Q: What research questions need answering in order to better equip those seeking to enact palliative care in resource-limited countries?

A: At the WHPCA, a large part of what we’re doing is trying to come up with new models based on what local people are doing, then being systematic in measuring what happens — what works and what doesn’t.

We developed a strategy; the goal is to have a project in one country in every WHO region. We’re working now in Bangladesh, Jordan, the Philippines, Zimbabwe, Greece. There’s a concept for a project in Panama to look at embedding palliative care in its very good primary care system. In Ethiopia, our partner is working with Iddirs, centuries-old burial societies funded by all residents, based on their ability to pay. Iddirs paid for funerals for those who could not afford them. Now it’s become more of an organization for people whose relatives are very sick and need emotional support. We asked if they would like us to work with them, providing palliative care training. They said, ‘This is exactly what we need.’

One problem is that a number of organizations that funded palliative care no longer exist or are spending less. But there are some new funders.

Q: What are compelling arguments to convince governments of resource-limited countries to divert money to palliative care?

A: It’s time to changing the singular focus on acute care. Resources are poured into treating HIV, TB, and malaria, while the latest statistics show that 70% of mortality is from non-communicable disease. The real health problems are around aging: dementia, organ failure, cardiovascular disease.

It’s a concern that we have been sharing widely. There is a focus on prevention and control, but not as much attention on palliation and suffering. The amount of global serious health-related suffering [revealed by the 2017 Lancet Commission report on palliative care and pain relief] is a way for people to understand the need for palliative care.

Q: Does the ADEC award have an impact on your work as Executive Director of the WHPCA?

A: The WHPCA is not a research organization; its purpose is advocacy. The 2014 Global Atlas of Palliative Care at the End of Life, our signature piece of work, is both a baseline measuring palliative care worldwide and an advocacy tool. It showed that 42% of countries didn’t have palliative care delivery. We’re currently working on the next edition, looking at big questions: How many people need palliative care? What capacity do countries have to deliver it? We want an estimate of the health workforce needs in each country — the number of physicians, nurses, social workers, volunteers, caregivers — and how many are providing palliative care. What is the gap?
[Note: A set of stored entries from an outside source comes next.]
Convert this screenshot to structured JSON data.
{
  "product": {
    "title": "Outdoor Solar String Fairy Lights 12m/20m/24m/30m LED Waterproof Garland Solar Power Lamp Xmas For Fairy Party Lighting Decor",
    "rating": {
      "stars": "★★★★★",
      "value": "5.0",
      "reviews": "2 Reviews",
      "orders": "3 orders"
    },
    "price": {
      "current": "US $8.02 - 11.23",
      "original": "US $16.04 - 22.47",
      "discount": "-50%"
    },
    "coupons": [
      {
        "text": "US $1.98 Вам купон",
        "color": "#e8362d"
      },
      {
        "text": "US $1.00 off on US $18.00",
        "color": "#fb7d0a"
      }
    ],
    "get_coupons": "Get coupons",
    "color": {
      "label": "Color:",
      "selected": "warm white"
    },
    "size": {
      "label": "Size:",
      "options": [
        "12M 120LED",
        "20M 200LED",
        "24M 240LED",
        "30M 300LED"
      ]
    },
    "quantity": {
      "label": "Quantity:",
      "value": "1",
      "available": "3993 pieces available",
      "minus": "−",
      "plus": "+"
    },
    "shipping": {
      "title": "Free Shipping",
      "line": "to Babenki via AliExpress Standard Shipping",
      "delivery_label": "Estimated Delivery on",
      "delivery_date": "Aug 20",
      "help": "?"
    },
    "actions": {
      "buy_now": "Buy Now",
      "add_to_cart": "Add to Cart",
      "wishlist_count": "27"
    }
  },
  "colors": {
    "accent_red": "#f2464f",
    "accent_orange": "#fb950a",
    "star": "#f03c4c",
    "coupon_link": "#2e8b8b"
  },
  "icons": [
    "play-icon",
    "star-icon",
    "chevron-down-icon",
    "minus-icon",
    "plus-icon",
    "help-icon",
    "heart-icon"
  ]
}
We’re aiming for publication next May.

Q: What do you see in the new generation?

I’m seeing a lot of interest among young people, which is heartening. When anyone coming up in the field asks for help, I do it. I hear from a lot of people interested in global palliative care — physicians and nurses, but not so many mental health professionals, unfortunately.

I’m on the scientific advisory board for the National Palliative Care Research Center. We fund a lot of upcoming researchers; I’m seeing a whole generation of young researchers devoted to pc. But we could always use more!

It’s heartening to see the new generation stepping up. They may not do it the way we did but they have the same vision and passion we did, and God knows I won’t see the finish line of everyone needing palliative care getting it before I die; so we have to pass the torch.